Les Confluence avaient parfaitement intégré les codes du quatuor à cordes ; les Danel, emportés par un formidable élan créateur, achevèrent ce soir de s’en défaire. L’Opus 80 de Mendelssohn est mené à bride abattue. Dans la cadence infernale imposée par des tempi galopants, le mince fil qui structure l’union de ces musiciens menace à chaque instant de se briser ; mais c’est dans ces failles que, surchargés d’émotions, l’on s’abandonne à une transe quasi-primitive. Les musiciens se jettent à corps perdu dans cette lutte pour le son, les attaques sont tranchantes comme les cordes de leurs instruments, Marc Danel n’a pas le temps de reprendre son souffle après une envolée virtuose que la galopade se poursuit déjà. Les harmonies sont rauques, grognées dans un râle expressif, tandis que les rythmes piqués s’enchaînent, cruelle mécanique, dans une inexorable catabase. Même lutte prométhéenne, dans le Scherzo, pour dérober ce feu qui les brûle pourtant déjà. Marc Danel se laisse emporter par la cohésion de Gilles Millet et Vlad Bogdanas, et en s’envolant, donne des ailes au reste du quatuor, dans un processus d’émulation, voire d’emballement collectif. Il y a quelque chose de sourd, de guttural, dans le motif rythmique des cordes graves du Trio ; dans les caisses de résonnance, on sent le son s’agiter comme un prisonnier au fond de son cachot. Le mouvement lent achève de nous convaincre que “les plus désespérés sont les chants les plus beaux”. Dans les pianos, le crissement des archets a l’immatérialité d’un dernier soupir. Et après la mort, il y a le Final : comme si le sol se dérobait sous nos pieds, les ondulations sonores de Yovan Markovitch maintiennent une gravité floue, et l’on ne prend conscience qu’un cadre est toujours là que lorsqu’il implose en fortissimi assourdissants, alors que l’harmonie, vaincue, est sacrifiée sur l’autel de la tension dramatique.

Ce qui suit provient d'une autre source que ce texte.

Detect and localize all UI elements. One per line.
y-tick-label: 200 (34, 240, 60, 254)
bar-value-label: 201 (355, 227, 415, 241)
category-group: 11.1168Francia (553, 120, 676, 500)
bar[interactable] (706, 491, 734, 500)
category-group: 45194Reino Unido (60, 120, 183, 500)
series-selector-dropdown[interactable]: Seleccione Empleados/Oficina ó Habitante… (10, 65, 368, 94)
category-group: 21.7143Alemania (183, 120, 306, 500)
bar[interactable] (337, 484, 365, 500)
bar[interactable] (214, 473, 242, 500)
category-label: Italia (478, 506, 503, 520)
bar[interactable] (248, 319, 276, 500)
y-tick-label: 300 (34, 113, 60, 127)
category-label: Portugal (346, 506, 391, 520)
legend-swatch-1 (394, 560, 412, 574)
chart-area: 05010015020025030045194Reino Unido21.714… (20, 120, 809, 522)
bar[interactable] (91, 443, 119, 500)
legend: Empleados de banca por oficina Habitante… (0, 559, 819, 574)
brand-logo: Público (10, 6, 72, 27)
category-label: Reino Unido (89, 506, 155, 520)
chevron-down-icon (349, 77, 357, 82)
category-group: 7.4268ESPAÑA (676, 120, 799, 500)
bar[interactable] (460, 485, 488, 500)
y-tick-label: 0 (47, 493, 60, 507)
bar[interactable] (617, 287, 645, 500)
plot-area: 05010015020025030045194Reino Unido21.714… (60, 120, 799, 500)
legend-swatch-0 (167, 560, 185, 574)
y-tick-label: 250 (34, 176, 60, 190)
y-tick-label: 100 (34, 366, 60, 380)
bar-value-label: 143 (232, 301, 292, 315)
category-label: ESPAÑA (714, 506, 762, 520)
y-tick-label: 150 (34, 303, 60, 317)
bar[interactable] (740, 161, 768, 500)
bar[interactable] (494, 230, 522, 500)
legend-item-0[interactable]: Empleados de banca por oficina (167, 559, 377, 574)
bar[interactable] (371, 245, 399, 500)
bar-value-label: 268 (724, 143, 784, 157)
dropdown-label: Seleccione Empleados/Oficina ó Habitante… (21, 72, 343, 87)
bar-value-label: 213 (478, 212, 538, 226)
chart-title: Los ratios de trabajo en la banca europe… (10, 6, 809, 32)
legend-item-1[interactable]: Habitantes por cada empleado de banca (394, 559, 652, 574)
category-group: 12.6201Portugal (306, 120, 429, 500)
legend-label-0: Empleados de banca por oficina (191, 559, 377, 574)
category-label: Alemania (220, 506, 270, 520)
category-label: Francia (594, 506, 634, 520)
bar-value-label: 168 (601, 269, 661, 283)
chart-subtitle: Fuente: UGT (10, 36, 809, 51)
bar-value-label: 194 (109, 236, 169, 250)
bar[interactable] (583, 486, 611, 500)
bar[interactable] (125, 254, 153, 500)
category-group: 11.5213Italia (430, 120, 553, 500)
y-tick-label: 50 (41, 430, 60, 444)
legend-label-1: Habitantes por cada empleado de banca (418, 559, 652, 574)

Le Huitième Quatuor de Chostakovitch se déploie dans la même logique performative ; on ressent chez les musiciens le malaise pourtant jubilatoire qu’il sussure entre ces lignes. Derrière une apparente folie instinctive se cache une profonde réflexion sur l’articulation des différents plans sonores ; ainsi les dissonnances alto/violoncelle, intelligemment sifflées. Même recherche dans le troisième mouvement ; si l’on entend jusqu’au piano le plus blafard, c’est parce que la sonorité perçante est servie par une conscience des différents points de contact et des modes de jeu de l’archet. Le trille de Gilles Millet crée un malaise quasi sul ponticello, la ponctuation de Yovan Markovitch se veut percussive, les violons mordent leurs cordes et figurent le hurlement de harpies. Même façon de griffer la corde dans le quatrième mouvement, et dans les chants de Yovan Markovitch, le vibrato serré fait sonner la phrase d’un son décharné ; comme si, sentant peser sur nous le regard de Chostakovitch, on ne voyait pourtant dans ses orbites que du vide.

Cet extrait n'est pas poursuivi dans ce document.